The Department of Education has given the go-ahead for five new primary schools in the Dublin metropolitan area. None of these, however, will be denominational schools.
Three schools will be run by the non-denominational patron, Educate Together, while An Foras Pátrúnachta, which is an inter-denominational patron for gaelscoileanna, will run two of them.
Educate Together will open schools in the Dublin suburbs of Blanchardstown west, Mulhuddart and Ashbourne, Co Meath. An Foras Pátrúnachta will open one inter-denominational school in west Dublin and one in Ashbourne.
Outgoing Minister for Education Mary Coughlan approved the schools last week.
The Department’s decision to award patronage of three of the five schools to Educate Together was welcomed by the group’s chief executive, Paul Rowe.
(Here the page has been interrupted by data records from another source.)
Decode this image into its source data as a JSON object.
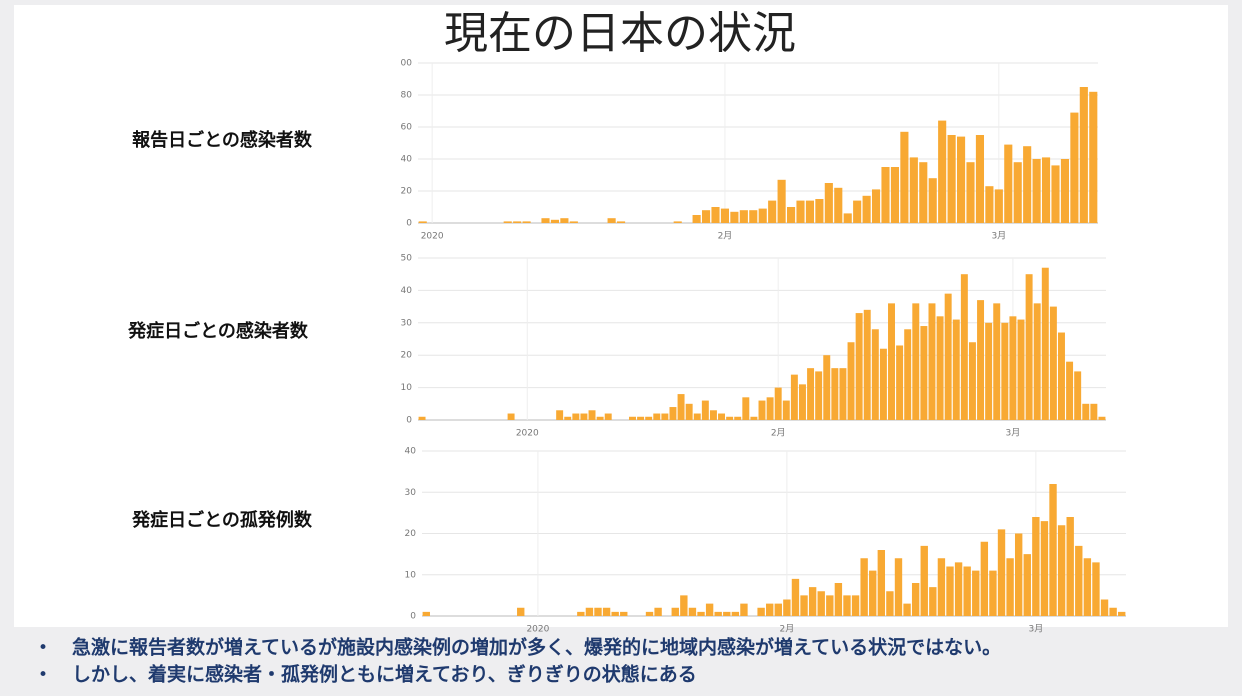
{
  "title": "現在の日本の状況",
  "chart_data": [
    {
      "type": "bar",
      "title": "報告日ごとの感染者数",
      "color": "#f8a933",
      "grid": true,
      "categories": [
        null,
        "2020",
        null,
        null,
        null,
        null,
        null,
        null,
        null,
        null,
        null,
        null,
        null,
        null,
        null,
        null,
        null,
        null,
        null,
        null,
        null,
        null,
        null,
        null,
        null,
        null,
        null,
        null,
        null,
        null,
        null,
        null,
        "2月",
        null,
        null,
        null,
        null,
        null,
        null,
        null,
        null,
        null,
        null,
        null,
        null,
        null,
        null,
        null,
        null,
        null,
        null,
        null,
        null,
        null,
        null,
        null,
        null,
        null,
        null,
        null,
        null,
        "3月",
        null,
        null,
        null,
        null,
        null,
        null,
        null,
        null,
        null,
        null
      ],
      "values": [
        1,
        0,
        0,
        0,
        0,
        0,
        0,
        0,
        0,
        1,
        1,
        1,
        0,
        3,
        2,
        3,
        1,
        0,
        0,
        0,
        3,
        1,
        0,
        0,
        0,
        0,
        0,
        1,
        0,
        5,
        8,
        10,
        9,
        7,
        8,
        8,
        9,
        14,
        27,
        10,
        14,
        14,
        15,
        25,
        22,
        6,
        14,
        17,
        21,
        35,
        35,
        57,
        41,
        38,
        28,
        64,
        55,
        54,
        38,
        55,
        23,
        21,
        49,
        38,
        48,
        40,
        41,
        36,
        40,
        69,
        85,
        82
      ],
      "ylim": [
        0,
        100
      ],
      "yticks": [
        0,
        20,
        40,
        60,
        80,
        {
          "value": 100,
          "label": "00"
        }
      ]
    },
    {
      "type": "bar",
      "title": "発症日ごとの感染者数",
      "color": "#f8a933",
      "grid": true,
      "categories": [
        null,
        null,
        null,
        null,
        null,
        null,
        null,
        null,
        null,
        null,
        null,
        null,
        null,
        "2020",
        null,
        null,
        null,
        null,
        null,
        null,
        null,
        null,
        null,
        null,
        null,
        null,
        null,
        null,
        null,
        null,
        null,
        null,
        null,
        null,
        null,
        null,
        null,
        null,
        null,
        null,
        null,
        null,
        null,
        null,
        "2月",
        null,
        null,
        null,
        null,
        null,
        null,
        null,
        null,
        null,
        null,
        null,
        null,
        null,
        null,
        null,
        null,
        null,
        null,
        null,
        null,
        null,
        null,
        null,
        null,
        null,
        null,
        null,
        null,
        "3月",
        null,
        null,
        null,
        null,
        null,
        null,
        null,
        null,
        null,
        null,
        null
      ],
      "values": [
        1,
        0,
        0,
        0,
        0,
        0,
        0,
        0,
        0,
        0,
        0,
        2,
        0,
        0,
        0,
        0,
        0,
        3,
        1,
        2,
        2,
        3,
        1,
        2,
        0,
        0,
        1,
        1,
        1,
        2,
        2,
        4,
        8,
        5,
        2,
        6,
        3,
        2,
        1,
        1,
        7,
        1,
        6,
        7,
        10,
        6,
        14,
        11,
        16,
        15,
        20,
        16,
        16,
        24,
        33,
        34,
        28,
        22,
        36,
        23,
        28,
        36,
        29,
        36,
        32,
        39,
        31,
        45,
        24,
        37,
        30,
        36,
        30,
        32,
        31,
        45,
        36,
        47,
        35,
        27,
        18,
        15,
        5,
        5,
        1
      ],
      "ylim": [
        0,
        50
      ],
      "yticks": [
        0,
        10,
        20,
        30,
        40,
        50
      ]
    },
    {
      "type": "bar",
      "title": "発症日ごとの孤発例数",
      "color": "#f8a933",
      "grid": true,
      "categories": [
        null,
        null,
        null,
        null,
        null,
        null,
        null,
        null,
        null,
        null,
        null,
        null,
        null,
        "2020",
        null,
        null,
        null,
        null,
        null,
        null,
        null,
        null,
        null,
        null,
        null,
        null,
        null,
        null,
        null,
        null,
        null,
        null,
        null,
        null,
        null,
        null,
        null,
        null,
        null,
        null,
        null,
        null,
        "2月",
        null,
        null,
        null,
        null,
        null,
        null,
        null,
        null,
        null,
        null,
        null,
        null,
        null,
        null,
        null,
        null,
        null,
        null,
        null,
        null,
        null,
        null,
        null,
        null,
        null,
        null,
        null,
        null,
        "3月",
        null,
        null,
        null,
        null,
        null,
        null,
        null,
        null,
        null,
        null
      ],
      "values": [
        1,
        0,
        0,
        0,
        0,
        0,
        0,
        0,
        0,
        0,
        0,
        2,
        0,
        0,
        0,
        0,
        0,
        0,
        1,
        2,
        2,
        2,
        1,
        1,
        0,
        0,
        1,
        2,
        0,
        2,
        5,
        2,
        1,
        3,
        1,
        1,
        1,
        3,
        0,
        2,
        3,
        3,
        4,
        9,
        5,
        7,
        6,
        5,
        8,
        5,
        5,
        14,
        11,
        16,
        6,
        14,
        3,
        8,
        17,
        7,
        14,
        12,
        13,
        12,
        11,
        18,
        11,
        21,
        14,
        20,
        15,
        24,
        23,
        32,
        22,
        24,
        17,
        14,
        13,
        4,
        2,
        1
      ],
      "ylim": [
        0,
        40
      ],
      "yticks": [
        0,
        10,
        20,
        30,
        40
      ]
    }
  ],
  "bullets": [
    "急激に報告者数が増えているが施設内感染例の増加が多く、爆発的に地域内感染が増えている状況ではない。",
    "しかし、着実に感染者・孤発例ともに増えており、ぎりぎりの状態にある"
  ]
}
The Department has drawn up a list of areas where new schools will be needed over the next decade.
In non-denominational schools children are taught religion outside school hours while in inter-denominational schools children are taught one another’s religion during school time. Educate Together describes itself as a ‘multi-denominational’ body.
According to The Irish Times today, earlier this year an internal department report said it is was no longer practical for “every student to be provided with access to a place in a school operated by a patron of their choice”.
In future, it says patrons must be able to show clear public demand for their proposed schools. It also says patrons must demonstrate that the demand for any proposed new school is not already being met.
Negotiations between the Catholic Church and the Department of Education as to which schools the Church might transfer to alternative patronage are ongoing.
The new programme for government promises a forum on patronage and pluralism in the primary sector which will sit for one year. This has been a long-term demand of the Irish National Teachers’ Organisation. It is also something that has been sought by Archbishop Diarmuid Martin.
The forum’s recommendations will be drawn up into a White Paper for consideration and implementation by government.
The Department of Education has not approved a new Catholic secondary school in nearly 20 years.
In an address in 2008, the then head of the Chairman of the Bishops’ Commission on Education, Bishop Leo O’Reilly, expressed concern at the Department’s attitude to the voluntary sector in education.
He noted that “no new voluntary secondary schools had been established for almost a generation with the exception of two small Gael Colaisti under the patronage of An Foras Pátrúnachta”.
“There seems to be a policy assumption in the Department of Education that every new school at second level should be multi-denominational,” Bishop O’Reilly said.